Chegámos ao mês de Abril e começou a falar-se dos Jogos Culturais do Pessoal da AGPL, comemorando o Cinquentenário da AGPL, que seria no dia 7 de Maio.
 
Perante tal facto, logo alguns entenderam que era chegado o momento de mostrarem as suas habilidades. Eu não fugi à regra, martelando chapa para um lindo cinzeiro mas tive que colaborar na feitura das “habilidades” dalguns outros.


Foi então que em Setembro, ao José Bispo, torneiro, convalescente dum acidente em que fracturou um braço, lhe foi pedido para tornear umas flanges em ferro fundido. Um “biscate” encapotado! Como ele não estava operacional e eu já era “pau para toda a obra”, lá fui “convocado”. Um pouco contra vontade, fui fazer o trabalho que até meteu horas extra e no dia 19 de Setembro, enquanto ia torneando aproveitava para ir ouvindo, no aparelho já antigo que o Jacinto tinha sobre a sua bancada, o relato do jogo Sevilha, 3 – Benfica, 1, para a Taça dos Campeões Europeus. Desse jogo recordo o defesa central do Sevilha, o Campanal, que parece ter “aviado” bem, tanto o Ângelo como o “Zezinho”, os “maus” do Benfica.
Esse trabalho, em horas extra, não me foi pago em dinheiro mas em folgas. E foi por isso que numa quarta-feira, depois de ter respondido a um anúncio do Diário de Notícias, prometendo um bilhete para um filme com a Sophia Loren e o ter recebido, lá fui direito ao “Condes”.
A meio do filme faltou a luz e julguei que não ia ver a Sophia. Esperou-se bastante tempo mas lá vimos o filme.

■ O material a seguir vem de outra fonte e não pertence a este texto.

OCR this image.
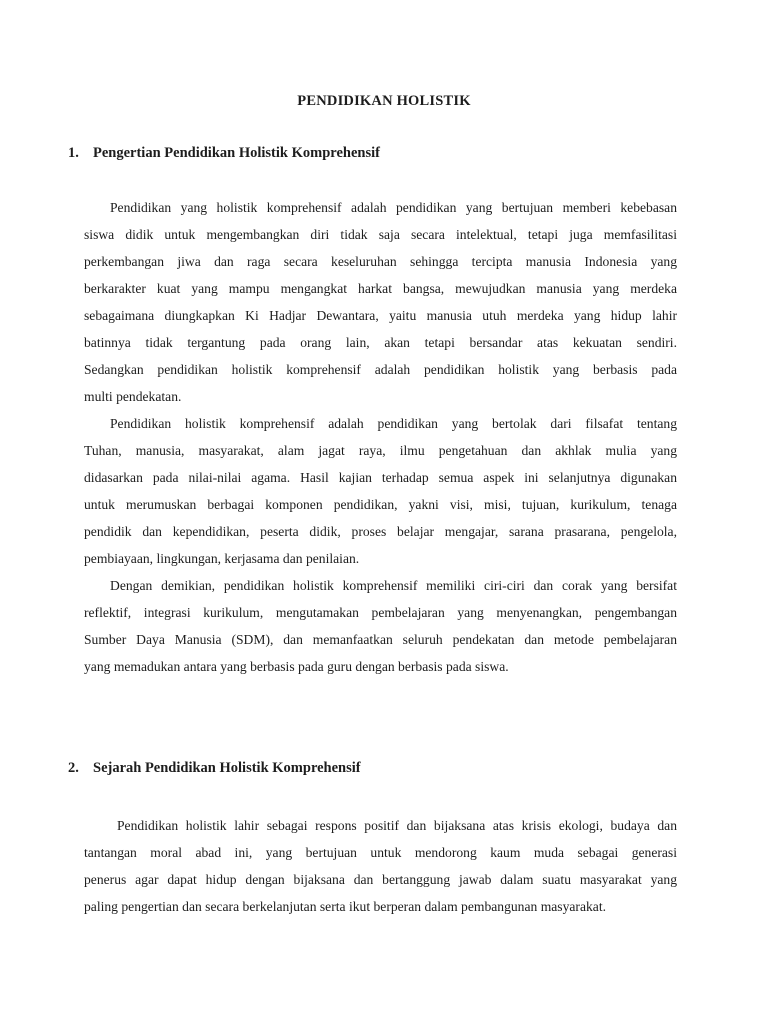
PENDIDIKAN HOLISTIK
1. Pengertian Pendidikan Holistik Komprehensif
Pendidikan yang holistik komprehensif adalah pendidikan yang bertujuan memberi kebebasan
siswa didik untuk mengembangkan diri tidak saja secara intelektual, tetapi juga memfasilitasi
perkembangan jiwa dan raga secara keseluruhan sehingga tercipta manusia Indonesia yang
berkarakter kuat yang mampu mengangkat harkat bangsa, mewujudkan manusia yang merdeka
sebagaimana diungkapkan Ki Hadjar Dewantara, yaitu manusia utuh merdeka yang hidup lahir
batinnya tidak tergantung pada orang lain, akan tetapi bersandar atas kekuatan sendiri.
Sedangkan pendidikan holistik komprehensif adalah pendidikan holistik yang berbasis pada
multi pendekatan.
Pendidikan holistik komprehensif adalah pendidikan yang bertolak dari filsafat tentang
Tuhan, manusia, masyarakat, alam jagat raya, ilmu pengetahuan dan akhlak mulia yang
didasarkan pada nilai-nilai agama. Hasil kajian terhadap semua aspek ini selanjutnya digunakan
untuk merumuskan berbagai komponen pendidikan, yakni visi, misi, tujuan, kurikulum, tenaga
pendidik dan kependidikan, peserta didik, proses belajar mengajar, sarana prasarana, pengelola,
pembiayaan, lingkungan, kerjasama dan penilaian.
Dengan demikian, pendidikan holistik komprehensif memiliki ciri-ciri dan corak yang bersifat
reflektif, integrasi kurikulum, mengutamakan pembelajaran yang menyenangkan, pengembangan
Sumber Daya Manusia (SDM), dan memanfaatkan seluruh pendekatan dan metode pembelajaran
yang memadukan antara yang berbasis pada guru dengan berbasis pada siswa.
2. Sejarah Pendidikan Holistik Komprehensif
Pendidikan holistik lahir sebagai respons positif dan bijaksana atas krisis ekologi, budaya dan
tantangan moral abad ini, yang bertujuan untuk mendorong kaum muda sebagai generasi
penerus agar dapat hidup dengan bijaksana dan bertanggung jawab dalam suatu masyarakat yang
paling pengertian dan secara berkelanjutan serta ikut berperan dalam pembangunan masyarakat.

Por esta altura, em Setembro, já eu andava com a cabeça no ar porque já me tinha inscrito para admissão no Estaleiro Naval da CUF e por isso também a minha pouca vontade para fazer o trabalho de torneiro.

Estava farto de fazer pequenas coisas para os outros, de tal modo que não tinha paciência para fazer nada para mim e isso começava a cansar-me. Eu que, ao tempo, só queria ser um serralheiro mecânico e não um “topa a tudo”, hoje vejo que não me fez nada mal.

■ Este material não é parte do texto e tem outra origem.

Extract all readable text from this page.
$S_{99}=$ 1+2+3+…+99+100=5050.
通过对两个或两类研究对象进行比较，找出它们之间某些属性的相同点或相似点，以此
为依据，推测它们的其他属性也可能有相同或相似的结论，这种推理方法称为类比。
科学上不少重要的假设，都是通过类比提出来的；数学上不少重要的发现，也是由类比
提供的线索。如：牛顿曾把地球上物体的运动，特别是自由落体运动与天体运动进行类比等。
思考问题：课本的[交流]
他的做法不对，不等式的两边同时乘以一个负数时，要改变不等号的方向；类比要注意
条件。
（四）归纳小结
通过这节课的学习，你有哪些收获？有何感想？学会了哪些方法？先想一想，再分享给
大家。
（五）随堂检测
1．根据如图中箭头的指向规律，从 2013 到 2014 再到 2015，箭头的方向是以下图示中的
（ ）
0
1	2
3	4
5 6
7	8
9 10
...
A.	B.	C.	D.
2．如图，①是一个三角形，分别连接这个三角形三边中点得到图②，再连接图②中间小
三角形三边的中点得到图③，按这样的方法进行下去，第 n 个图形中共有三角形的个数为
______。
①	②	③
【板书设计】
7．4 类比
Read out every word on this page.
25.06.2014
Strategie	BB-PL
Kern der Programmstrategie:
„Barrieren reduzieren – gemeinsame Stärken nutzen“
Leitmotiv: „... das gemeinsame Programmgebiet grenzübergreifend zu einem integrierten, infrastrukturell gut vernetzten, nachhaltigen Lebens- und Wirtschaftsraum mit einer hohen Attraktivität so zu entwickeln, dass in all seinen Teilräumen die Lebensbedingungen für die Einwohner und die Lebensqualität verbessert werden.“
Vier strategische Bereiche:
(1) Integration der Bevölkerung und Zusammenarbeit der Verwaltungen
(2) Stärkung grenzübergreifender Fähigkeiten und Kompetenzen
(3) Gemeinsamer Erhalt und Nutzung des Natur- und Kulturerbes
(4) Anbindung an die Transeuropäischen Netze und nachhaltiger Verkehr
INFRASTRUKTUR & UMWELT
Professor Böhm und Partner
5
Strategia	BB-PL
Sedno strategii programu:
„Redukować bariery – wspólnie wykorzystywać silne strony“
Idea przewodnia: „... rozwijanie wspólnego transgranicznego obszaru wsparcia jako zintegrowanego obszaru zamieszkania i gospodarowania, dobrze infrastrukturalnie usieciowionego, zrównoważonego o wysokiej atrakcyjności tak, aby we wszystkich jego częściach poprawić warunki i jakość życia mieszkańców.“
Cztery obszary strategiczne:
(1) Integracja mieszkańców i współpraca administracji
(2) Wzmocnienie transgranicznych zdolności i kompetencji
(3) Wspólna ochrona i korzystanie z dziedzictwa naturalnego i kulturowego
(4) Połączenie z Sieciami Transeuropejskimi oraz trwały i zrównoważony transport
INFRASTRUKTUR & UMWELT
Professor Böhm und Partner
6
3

Terminado este trabalho, foi altura de comunicar ao pessoal que, contrariando agora a vontade do meu pai que gostaria de me ver como funcionário público, a minha vida ali já tinha acabado e na 2ª feira, dia 1 de Outubro, eu estaria à “disposição” deles mas ali ao lado na Oficina da Mecânica do Estaleiro Naval da CUF!